Ist es Ihnen unangenehm, an der eigenen Vergangenheit gemessen zu werden?

Nicht wirklich. Schließlich stammen diese Vergleiche in erster Linie von Leuten, die sich hauptberuflich mit Musik beschäftigen. Und denen muß ich allein schon deshalb dankbar sein, weil sie sich die Zeit nehmen, über mich nachzudenken. Der Rest der Menschheit ist doch viel zu beschäftigt mit sich selbst.

Das klingt, als wären Sie recht unzufrieden mit dem alten Elvis?

Teilweise. Es gibt viele Songs, die ich heute nicht mehr spiele, und andere, die ich nur noch in veränderter Fassung bringe. Schließlich bin ich heute eine ganz andere Person als damals. Hey, ich habe diesen schmerzlichen Prozeß des Erwachsenwerdens intensiv erlebt. Bin dadurch aber nicht zwangsläufig weiser. Viele meiner älteren Sachen erscheinen mir heute als das Werk einer anderen Person. Die meisten sind einfach nur Quatsch, sie reflektieren einen starken Drogenkonsum und haben keinerlei Bedeutung. Sie sind reine Nostalgie, während die wirklich guten Songs den Witz und die Ausdruckskraft eines arroganten, selbstbewußten Jungen reflektieren. Ich nenne diese Zeit nicht umsonst meine wütende Phase...

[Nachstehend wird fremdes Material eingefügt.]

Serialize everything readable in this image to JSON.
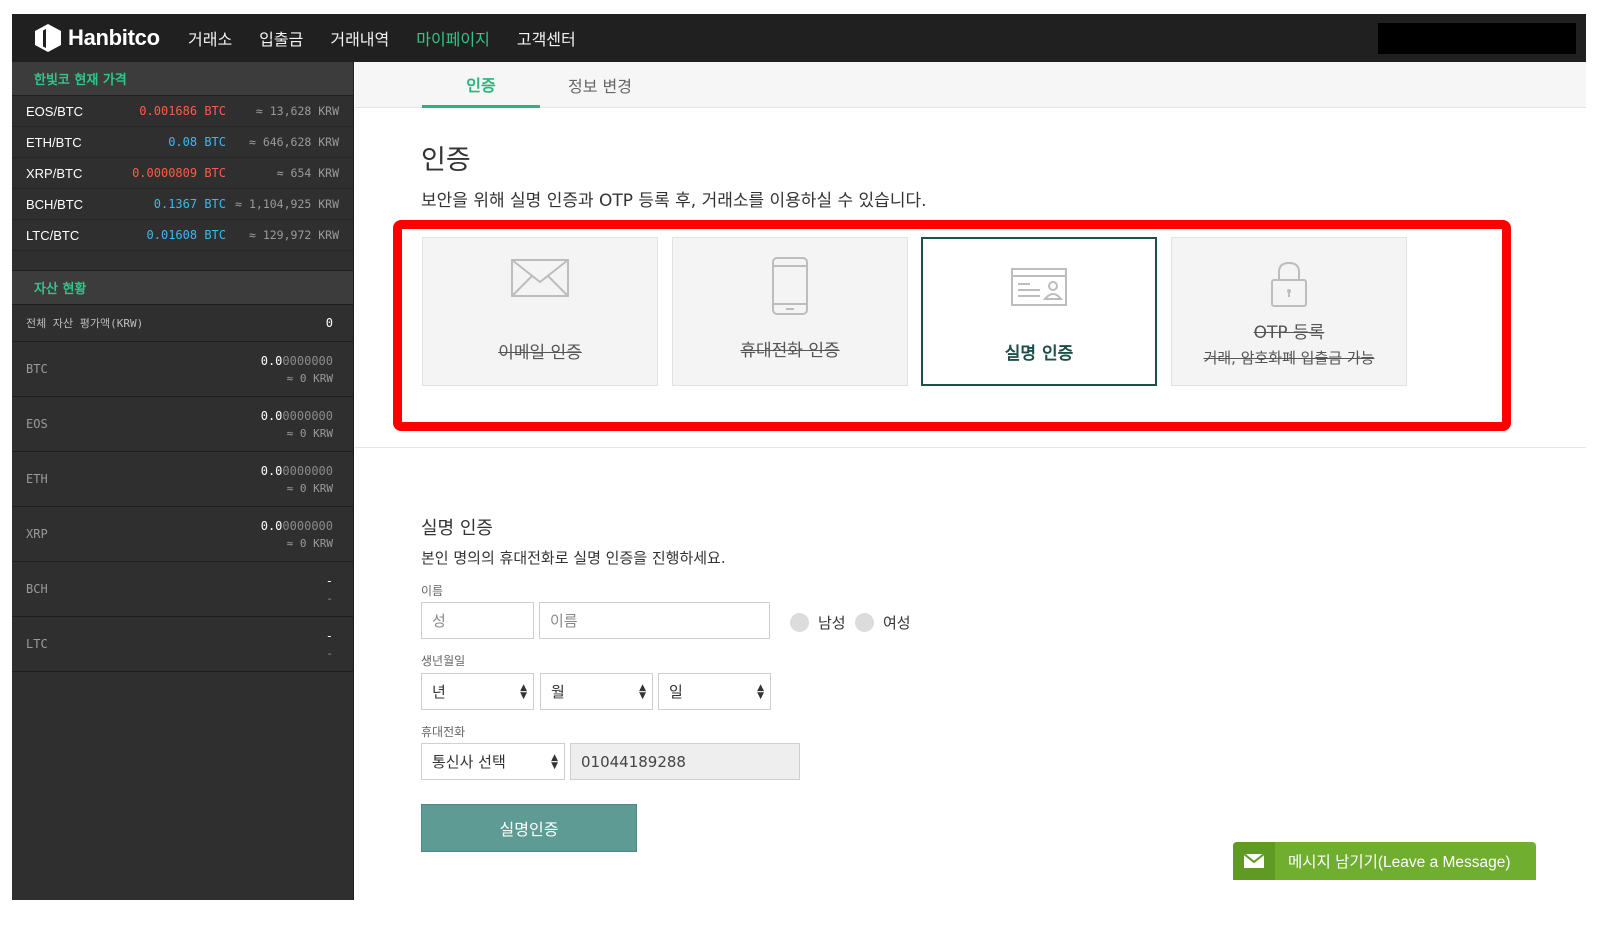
{
  "brand": {
    "name": "Hanbitco"
  },
  "nav": {
    "items": [
      "거래소",
      "입출금",
      "거래내역",
      "마이페이지",
      "고객센터"
    ],
    "active_index": 3
  },
  "sidebar": {
    "price_title": "한빛코 현재 가격",
    "prices": [
      {
        "pair": "EOS/BTC",
        "value": "0.001686 BTC",
        "krw": "≈ 13,628 KRW",
        "color": "red"
      },
      {
        "pair": "ETH/BTC",
        "value": "0.08 BTC",
        "krw": "≈ 646,628 KRW",
        "color": "blue"
      },
      {
        "pair": "XRP/BTC",
        "value": "0.0000809 BTC",
        "krw": "≈ 654 KRW",
        "color": "red"
      },
      {
        "pair": "BCH/BTC",
        "value": "0.1367 BTC",
        "krw": "≈ 1,104,925 KRW",
        "color": "blue"
      },
      {
        "pair": "LTC/BTC",
        "value": "0.01608 BTC",
        "krw": "≈ 129,972 KRW",
        "color": "blue"
      }
    ],
    "asset_title": "자산 현황",
    "asset_total_label": "전체 자산 평가액(KRW)",
    "asset_total_value": "0",
    "assets": [
      {
        "coin": "BTC",
        "amount_lead": "0.0",
        "amount_tail": "0000000",
        "krw": "≈ 0 KRW"
      },
      {
        "coin": "EOS",
        "amount_lead": "0.0",
        "amount_tail": "0000000",
        "krw": "≈ 0 KRW"
      },
      {
        "coin": "ETH",
        "amount_lead": "0.0",
        "amount_tail": "0000000",
        "krw": "≈ 0 KRW"
      },
      {
        "coin": "XRP",
        "amount_lead": "0.0",
        "amount_tail": "0000000",
        "krw": "≈ 0 KRW"
      },
      {
        "coin": "BCH",
        "amount_lead": "-",
        "amount_tail": "",
        "krw": "-"
      },
      {
        "coin": "LTC",
        "amount_lead": "-",
        "amount_tail": "",
        "krw": "-"
      }
    ]
  },
  "tabs": {
    "auth": "인증",
    "info_change": "정보 변경"
  },
  "section": {
    "title": "인증",
    "description": "보안을 위해 실명 인증과 OTP 등록 후, 거래소를 이용하실 수 있습니다."
  },
  "cards": [
    {
      "label": "이메일 인증",
      "icon": "envelope-icon",
      "state": "completed"
    },
    {
      "label": "휴대전화 인증",
      "icon": "smartphone-icon",
      "state": "completed"
    },
    {
      "label": "실명 인증",
      "icon": "id-card-icon",
      "state": "active"
    },
    {
      "label": "OTP 등록",
      "sub": "거래, 암호화폐 입출금 가능",
      "icon": "lock-icon",
      "state": "completed"
    }
  ],
  "form": {
    "title": "실명 인증",
    "description": "본인 명의의 휴대전화로 실명 인증을 진행하세요.",
    "name_label": "이름",
    "last_name_placeholder": "성",
    "first_name_placeholder": "이름",
    "gender_male": "남성",
    "gender_female": "여성",
    "birth_label": "생년월일",
    "year": "년",
    "month": "월",
    "day": "일",
    "phone_label": "휴대전화",
    "carrier": "통신사 선택",
    "phone_value": "01044189288",
    "submit": "실명인증"
  },
  "chat": {
    "label": "메시지 남기기(Leave a Message)"
  },
  "colors": {
    "accent": "#2bb57d",
    "highlight_border": "#ff0000",
    "button": "#5d9b94",
    "chat": "#6fae2f"
  }
}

Warum haben Sie sich 1996 von Ihrer langjährigen Stammformation The Attractions getrennt?

Die Band war eine Zeitlang sehr gut. Ich würde sogar soweit gehen, sie als eine der verkanntesten Formationen aller Zeiten zu bezeichnen. Dennoch: Wenn du 25 bist, macht es dir nichts aus, dich ständig und überall zu streiten, aber wenn du in deinen 40ern immer noch nicht weißt, wie du dich auf Tour verhalten mußt, dann solltest du doch besser aufhören.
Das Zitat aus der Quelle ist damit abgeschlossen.